One of the easiest ways to stay safe is to choose an appropriate paddling location. When you're picking your location for stand up paddle boarding, you'll want to think about the four W's: wind, waves, water, and weather. If you're a beginner or novice paddler, you're going to definitely want to pick a location that's sheltered from both wind and waves. Otherwise, the ideal SUP environment for beginners and novice paddlers has warm water, good access for launching, lots of places to get out on shore, and minimal motorized traffic.
If you're going to be dealing with cold water, cold air, or both, you're definitely going to want to dress up appropriately for the conditions. That's something we discussed in the earlier segment on gearing up for stand up paddle boarding.
As for safety equipment, it's important to know that stand up paddle boards are considered a vessel by the US Coast Guard. This means that you need to have a life jacket and whistle on hand if you're outside a swimming or surfing area.
If you're not a strong swimmer, you'll definitely want to consider wearing a life jacket while you're out stand up paddle boarding. There's a lot of great ones on the market, designed specifically for paddling. If you're a strong swimmer, you consider an inflatable PFD, like the one I'm wearing here. These are great because they're low profile and they can be out of the way, but they're ready in case you need them.

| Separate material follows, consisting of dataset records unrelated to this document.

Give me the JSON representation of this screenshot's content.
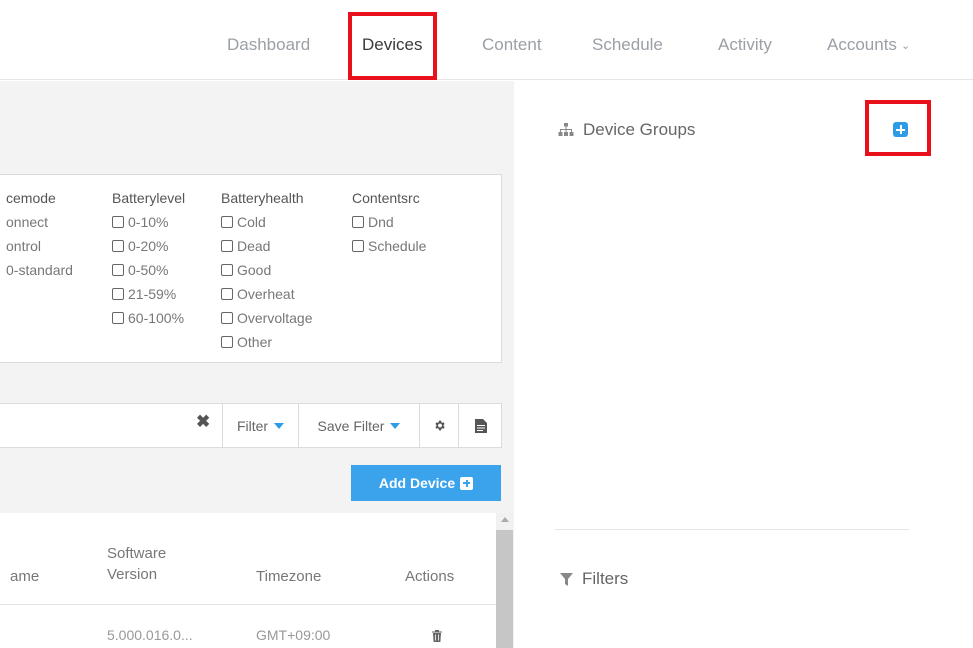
{
  "nav": {
    "items": [
      {
        "label": "Dashboard"
      },
      {
        "label": "Devices"
      },
      {
        "label": "Content"
      },
      {
        "label": "Schedule"
      },
      {
        "label": "Activity"
      },
      {
        "label": "Accounts"
      }
    ],
    "active": "Devices",
    "accounts_icon": "chevron-down-icon"
  },
  "filters_panel": {
    "columns": [
      {
        "header": "cemode",
        "options": [
          "onnect",
          "ontrol",
          "0-standard"
        ],
        "partial": true
      },
      {
        "header": "Batterylevel",
        "options": [
          "0-10%",
          "0-20%",
          "0-50%",
          "21-59%",
          "60-100%"
        ]
      },
      {
        "header": "Batteryhealth",
        "options": [
          "Cold",
          "Dead",
          "Good",
          "Overheat",
          "Overvoltage",
          "Other"
        ]
      },
      {
        "header": "Contentsrc",
        "options": [
          "Dnd",
          "Schedule"
        ]
      }
    ]
  },
  "searchbar": {
    "clear_icon": "close-icon",
    "filter_label": "Filter",
    "save_filter_label": "Save Filter",
    "settings_icon": "gear-icon",
    "export_icon": "document-icon"
  },
  "add_device": {
    "label": "Add Device",
    "icon": "plus-square-icon"
  },
  "table": {
    "headers": {
      "name": "ame",
      "software_l1": "Software",
      "software_l2": "Version",
      "timezone": "Timezone",
      "actions": "Actions"
    },
    "rows": [
      {
        "software_version": "5.000.016.0...",
        "timezone": "GMT+09:00",
        "action_icon": "trash-icon"
      }
    ]
  },
  "right_panel": {
    "device_groups": {
      "title": "Device Groups",
      "icon": "sitemap-icon",
      "add_icon": "plus-square-icon"
    },
    "filters": {
      "title": "Filters",
      "icon": "funnel-icon"
    }
  },
  "colors": {
    "accent": "#3aa3ec",
    "highlight": "#e8101a",
    "panel_bg": "#f3f3f3"
  }
}
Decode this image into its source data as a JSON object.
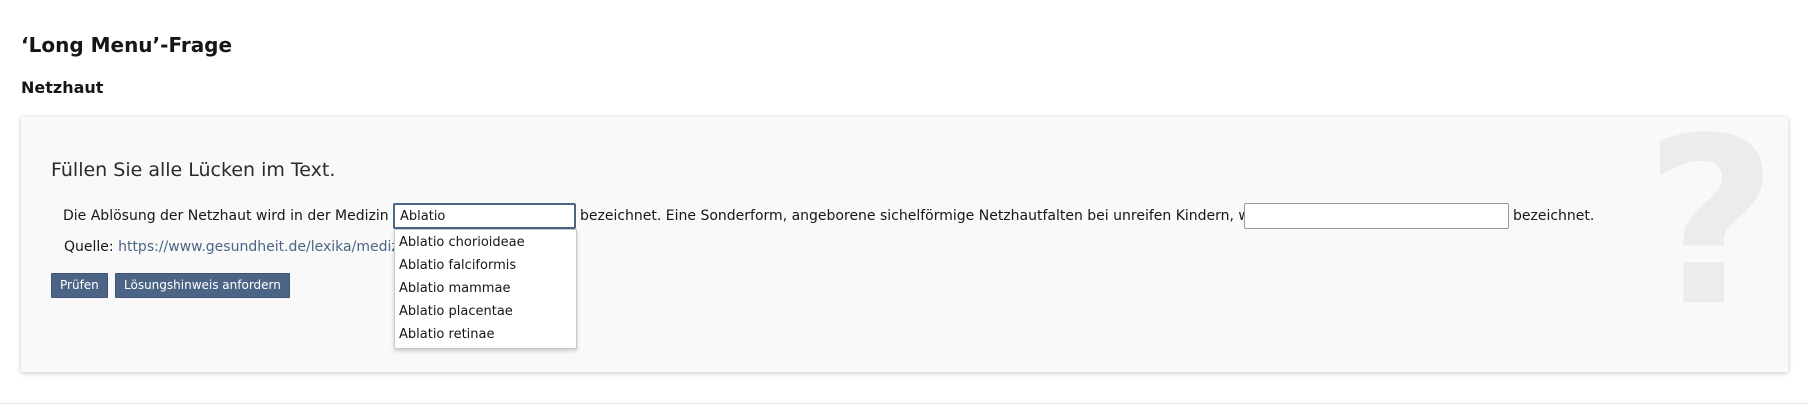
{
  "page": {
    "title": "‘Long Menu’-Frage"
  },
  "question": {
    "title": "Netzhaut",
    "instruction": "Füllen Sie alle Lücken im Text.",
    "text": {
      "part1": "Die Ablösung der Netzhaut wird in der Medizin als",
      "part2": "bezeichnet. Eine Sonderform, angeborene sichelförmige Netzhautfalten bei unreifen Kindern, wird als",
      "part3": "bezeichnet."
    },
    "gap1": {
      "value": "Ablatio",
      "placeholder": ""
    },
    "gap2": {
      "value": "",
      "placeholder": ""
    },
    "suggestions": [
      "Ablatio chorioideae",
      "Ablatio falciformis",
      "Ablatio mammae",
      "Ablatio placentae",
      "Ablatio retinae"
    ],
    "source": {
      "label": "Quelle:",
      "link_text": "https://www.gesundheit.de/lexika/medizin-"
    }
  },
  "buttons": {
    "check": "Prüfen",
    "hint": "Lösungshinweis anfordern"
  },
  "icons": {
    "background": "question-mark-icon"
  },
  "colors": {
    "button_bg": "#4c6586",
    "link": "#4c6586",
    "panel_bg": "#f9f9f9"
  }
}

A leash is another key piece safety equipment because it connects you to your board with an ankle strap, so that you can't get separated from your board. Leashes are pretty much mandatory if you're in the surf zone or if you're out in the open ocean paddling. But we also recommend them for flat water paddling, because you never know when the wind's going to come up. In the event that you fall off your board, it's really easy for the wind to push your board away from you, and then you're in a really tough situation.

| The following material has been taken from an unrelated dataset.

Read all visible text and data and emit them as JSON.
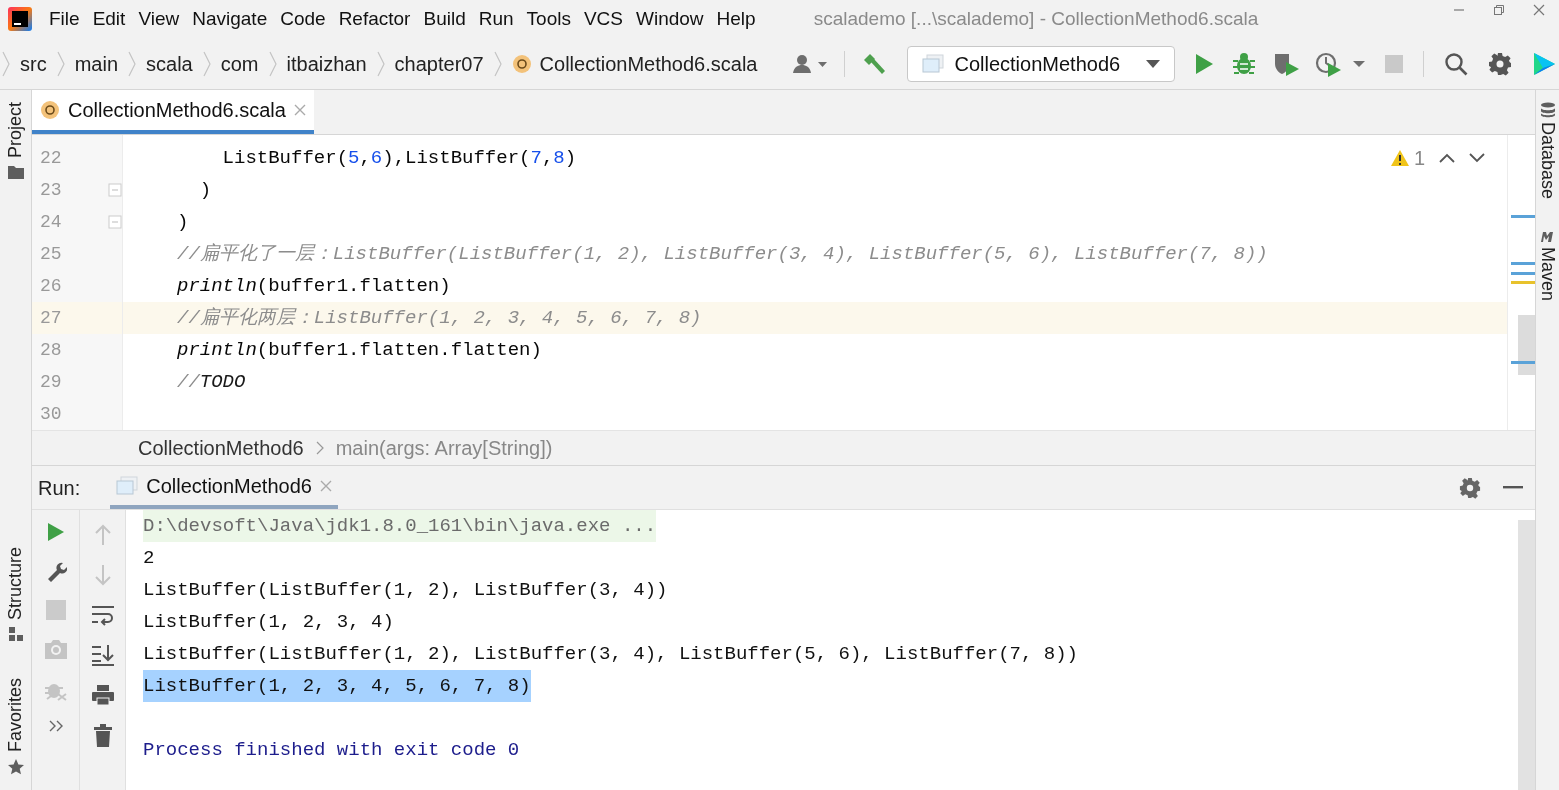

As you become a more confident and capable stand up paddle boarder, you might find yourself wanting to take your paddling to more exposed water. Although there's nothing wrong with doing this, it's important to understand the dangers and risks involved with paddling further from shore than you can confidently swim or in water that's exposed to wind and waves.
First off, weather should be your primary concern, and wind, lightning, fog, and quickly changing temperatures are some of the primary hazards. Generally speaking, paddling in strong winds is no fun, and so if windy conditions are forecasted, stick to sheltered water. Lightning is a concern because when you're out on the water, you're the highest point around. Fog is a concern because if you get far from shore, you can lose your bearings. So if you're out in foggy conditions, make sure to stay close to shore.

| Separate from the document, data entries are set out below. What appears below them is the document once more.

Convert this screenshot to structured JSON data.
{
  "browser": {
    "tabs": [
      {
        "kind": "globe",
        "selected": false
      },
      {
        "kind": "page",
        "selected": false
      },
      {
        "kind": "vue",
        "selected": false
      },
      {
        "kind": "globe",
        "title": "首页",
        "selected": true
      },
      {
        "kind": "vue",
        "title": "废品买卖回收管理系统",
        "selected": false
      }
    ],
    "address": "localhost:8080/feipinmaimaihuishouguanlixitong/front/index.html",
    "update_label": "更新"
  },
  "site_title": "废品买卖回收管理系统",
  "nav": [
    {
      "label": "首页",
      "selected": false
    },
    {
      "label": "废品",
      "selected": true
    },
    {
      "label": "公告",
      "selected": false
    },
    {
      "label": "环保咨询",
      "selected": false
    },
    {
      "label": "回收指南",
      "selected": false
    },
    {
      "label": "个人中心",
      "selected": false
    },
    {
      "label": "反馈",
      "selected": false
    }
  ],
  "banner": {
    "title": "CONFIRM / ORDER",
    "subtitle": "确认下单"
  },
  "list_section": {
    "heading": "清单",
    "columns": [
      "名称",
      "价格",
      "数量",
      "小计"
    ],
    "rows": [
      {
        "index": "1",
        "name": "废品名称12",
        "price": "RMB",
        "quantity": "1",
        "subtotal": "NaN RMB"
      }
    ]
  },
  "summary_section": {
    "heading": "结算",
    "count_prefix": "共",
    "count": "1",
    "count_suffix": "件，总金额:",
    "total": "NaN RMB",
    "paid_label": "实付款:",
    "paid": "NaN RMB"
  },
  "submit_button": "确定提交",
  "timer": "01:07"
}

The next biggest hazard for open water paddlers is motorized boat traffic. As a general rule, if a boat is bigger and faster than you, it has the right of way. This doesn't represent the actual rules of the road for boat traffic. It's just common sense. Having said that, small water crafts are really the biggest hazards out there. Boats like sail boats, jet skis, and ski boats are unpredictable in the water. In the end, with a little common sense, it's easy to stay safe on the water.
Of course, if you're taking your stand up paddle boarding into rougher conditions, like the surf zone or white water, there's going to be a whole other set of issues to address.